Edward Bond, the theatrical firebrand who blew up his own career with his refusal to compromise his scorching poetic vision, died on Sunday aged 89. The death of the playwright, known for Saved, Lear and Bingo, was confirmed by the agency Casarotto Ramsay and Associates.
“I write of the rape of a corpse with a beer bottle to bring back some dignity to our theatre,” wrote Bond in a programme note to his 2016 play Dea, a retelling of Medea, which piled incest and necrophilia on to the myth’s more familiar crime of infanticide. Typical of his later career, its world premiere was not at a major institution, but at the embattled Secombe theatre, in the south London suburb of Sutton, which closed weeks later.
The son of an agricultural worker turned garage mechanic, Bond was born in north London in 1934 and claimed to have taught himself to read with his mother’s shopping catalogues. He attributed his fascination with theatre to watching his sister being sawn in half as a conjuror’s assistant at a local music hall and a class outing to see Donald Wolfit in Macbeth, shortly before he quit school at the age of 15.
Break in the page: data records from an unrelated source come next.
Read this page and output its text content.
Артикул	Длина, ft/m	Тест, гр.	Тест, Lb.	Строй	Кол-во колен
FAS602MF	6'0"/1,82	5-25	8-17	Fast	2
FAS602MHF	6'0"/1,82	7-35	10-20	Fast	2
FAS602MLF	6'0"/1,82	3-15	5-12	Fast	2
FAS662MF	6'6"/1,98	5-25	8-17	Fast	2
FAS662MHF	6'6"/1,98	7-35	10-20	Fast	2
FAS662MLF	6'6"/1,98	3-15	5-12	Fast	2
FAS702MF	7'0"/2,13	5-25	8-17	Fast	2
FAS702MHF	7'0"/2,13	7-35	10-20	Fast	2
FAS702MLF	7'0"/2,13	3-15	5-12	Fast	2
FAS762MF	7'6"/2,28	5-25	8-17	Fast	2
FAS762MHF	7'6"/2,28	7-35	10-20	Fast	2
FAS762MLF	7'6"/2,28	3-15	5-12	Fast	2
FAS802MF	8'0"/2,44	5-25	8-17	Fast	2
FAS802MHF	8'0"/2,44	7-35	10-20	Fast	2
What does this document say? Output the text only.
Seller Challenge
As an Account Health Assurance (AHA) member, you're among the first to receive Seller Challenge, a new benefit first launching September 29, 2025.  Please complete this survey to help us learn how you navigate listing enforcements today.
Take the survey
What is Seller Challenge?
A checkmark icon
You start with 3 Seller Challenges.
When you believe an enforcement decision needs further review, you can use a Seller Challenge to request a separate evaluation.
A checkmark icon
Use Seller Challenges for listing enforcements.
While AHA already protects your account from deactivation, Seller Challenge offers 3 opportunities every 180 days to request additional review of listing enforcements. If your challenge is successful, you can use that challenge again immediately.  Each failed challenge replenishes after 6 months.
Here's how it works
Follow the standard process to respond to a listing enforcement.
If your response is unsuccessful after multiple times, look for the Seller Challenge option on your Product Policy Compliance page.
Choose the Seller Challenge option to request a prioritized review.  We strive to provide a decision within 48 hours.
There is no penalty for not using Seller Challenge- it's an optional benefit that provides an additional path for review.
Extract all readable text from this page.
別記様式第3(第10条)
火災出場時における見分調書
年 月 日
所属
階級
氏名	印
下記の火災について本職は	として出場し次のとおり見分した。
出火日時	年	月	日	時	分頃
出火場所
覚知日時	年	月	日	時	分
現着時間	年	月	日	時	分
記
He became a voracious autodidact, who incorporated his early experiences of wartime bombing and social exclusion into plays that exploded on to the London stage in the early 1960s. His break came when, after submitting two scripts to the Royal Court, he was invited to join its newly formed writers’ group. His first full play, The Pope’s Wedding, premiered there in 1962. It gave advance warning of his talent for controversy, with one critic dismissing it as “too elliptical” while another acclaimed it as an “astonishing tour de force”.
Three years later, he claimed his place in the history of 20th-century theatre with Saved, whose portrayal of alienated urban youth climaxed in a notorious scene of a baby being stoned to death in a pram. Despite a passionate defence by grandees including Laurence Olivier, the Royal Court was prosecuted and fined a token 50 guineas for defying the Lord Chamberlain’s attempts to censor the play.
Undaunted, the theatre went on in 1967 to premiere another Bond shocker, the surreal Early Morning, in which Queen Victoria kills Prince Albert, rapes Florence Nightingale and is the mother of conjoined twins. The resulting standoff – with both of these first two plays banned from future production in the UK – played a key part in the abolition of theatre censorship in 1968.
During the ban, however, Saved became British theatre’s most successful export of the time, with more than 30 different productions around the world between 1966 and 1969. It established Bond as a colossus of the world stage, whose reputation would go on to become far bigger abroad than at home, particularly in France, where many of his later works were premiered.
Bond’s relationship with his Royal Court champion Bill Gaskill came to an end after 1973’s Edwardian-set comedy The Sea, with Gaskill later blaming the playwright’s determination “to follow in the footsteps of Brecht and impose a dialectical theory on his imagination”.
His on-off relationship with the Court finally broke down after a bust-up over Restoration (1981), which left him publicly squabbling with director Max Stafford-Clark for years over who was to blame – a director whose notes allegedly made no theatrical sense, or a writer allegedly unable to collaborate.
By then he had moved over to the RSC, for which his plays included Bingo, about Shakespeare as an ageing landowner who has sold out the local peasant farmers to protect his own interests. But by 1985 his relationship with it, too, had become so fractious that he walked out of his own production of his post-nuclear trilogy, The War Plays, in the middle of rehearsals. When a school in Milton Keynes later revived one of the trilogy, he sniped that their production was “way beyond the abilities of the RSC”.
Youth theatre went on to become his platform for new work in the UK, with Birmingham-based theatre-in-education company Big Brum premiering seven of his plays between 1995 and 2009. But international interest continued to flood into the Cambridgeshire home that he shared for 50 years with his German wife, Elisabeth Bond-Pablé, with whom he collaborated on translating the plays of Frank Wedekind.
He leaves more than 50 plays – a body of work that continues to blaze around the world, confronting theatre audiences with what he diagnosed as “the crisis in the human species”.